In the spring of 1977 Steve Pomeroy (Chemistry Department) and I resumed our ultrasonic scanning of the Vasari murals seeking signs of a “horizon” beneath the surface. At the start of our work on many mornings we found that our equipment had been tampered with. Mostly we found that cables were either switched or missing. Then we began finding damage and vandalism. Consequently, we took the electronic equipment back to our hotel every evening. By June of 1977 we had finished our low-resolution scan of the Hall and presented our report for that phase of the work to the sponsors and officials. We identified a promising area that we would concentrate upon next for the high-resolution scans. The next morning Steve and I were horrified to see that a portion of the Vasari mural had been vandalized by using one of our transducers to scrape away the paint layer from a substantial area. Then we received a message from the Mayor’s office. We were thanked for our work. We were informed that our work was finished. It was revealed that Seracini had been granted “exclusive” rights to complete the exploration.
For the past several years Seracini has been giving lectures around San Diego claiming that he, personally, is teaching the art conservation community how to employ “nondestructive” technologies in their profession. It is most ironic that he is now being investigated for using destructive drilling to further his Anghiari lifetime career.
John
P.S., We also performed some cursory investigations with microwaves and neutron activation with the assistance of associates from SRI (Menlo Park, CA).”
Alan Miller
September 16, 2012 • 19:10
In Florence the walls were itchy
So I scratched ’till I found a da Vinci
And though I defaced a mystery
I revealed so much history
That the ghost of Vasari got twitchy.
Grazie per il tuo contributo elegantissimo. Sarai lieto di sapere che non sei da solo. Una certa persona mi ha mandato il testo graffito sul muro dietro il ponteggio della National Geographic, un testo di rime volgari in inglese, che riprodurrò qui, benché non siano degne della nostra rivista:
There once was a grave man of science,
Who ‘changed San Diego with Florence.
He liked to pick holes,
Until out of his nose,
He produced some black paint with defiance.
Sono forse un lamento di un assistente sandieghese malcontento? O la pasquinata di un passante cinico inglese? Non oserei dire.
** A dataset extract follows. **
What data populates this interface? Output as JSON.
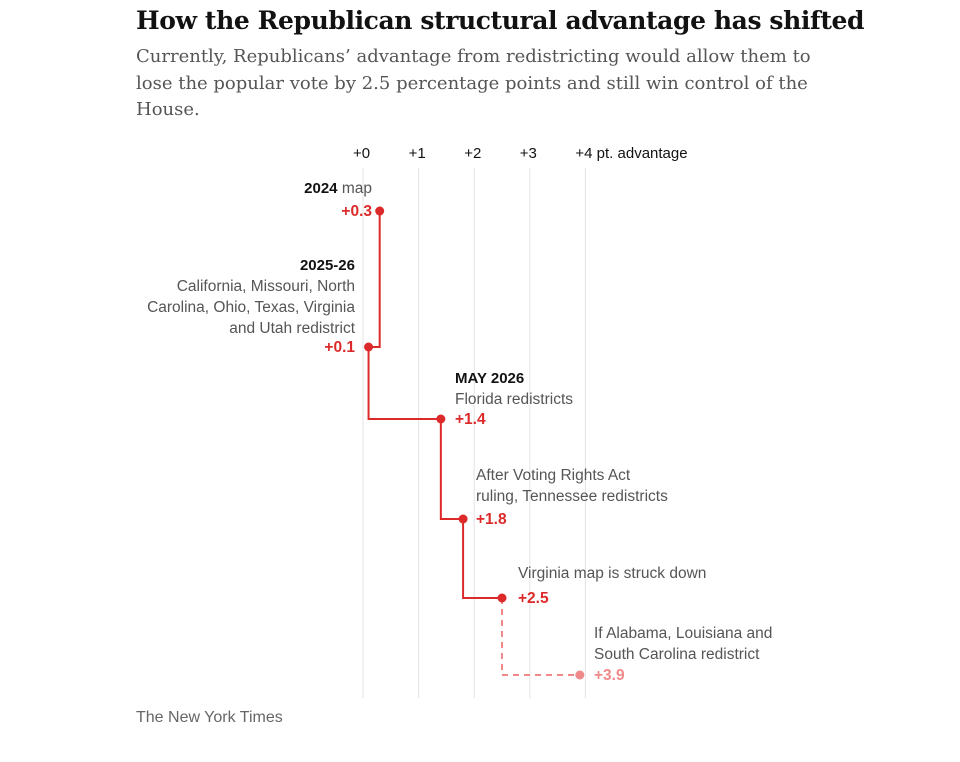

Ma sono sicuro che l’epopea della ricerca per “La Battaglia di Anghiari” prenderà un posto nobile nella storia artistica ed intellettuale fiorentina. Ci saranno altri chi graffieranno dei versi ispirati dal lavoro seracinesco sul muro. Io credo che non è solo la grandezza dell’impegno, ma un’ aura spirituale emergente dal muro stesso. Sono assolutamente sicuro che il colore che si vede al muro nella Sala del 500 è uno strato moderno. Indietro si nascondono rime “limericks” del gran maestro del genere, Norman Douglas, chi abitava a Firenze durante parecchi anni. Solo un vigliacco pusillanissmo lascerebbe questi tesori della poesia inglese dietro strati di colore e d’intonaco. Si deve strapparli immediatamente! Chi non è d’accordo può fregarsi.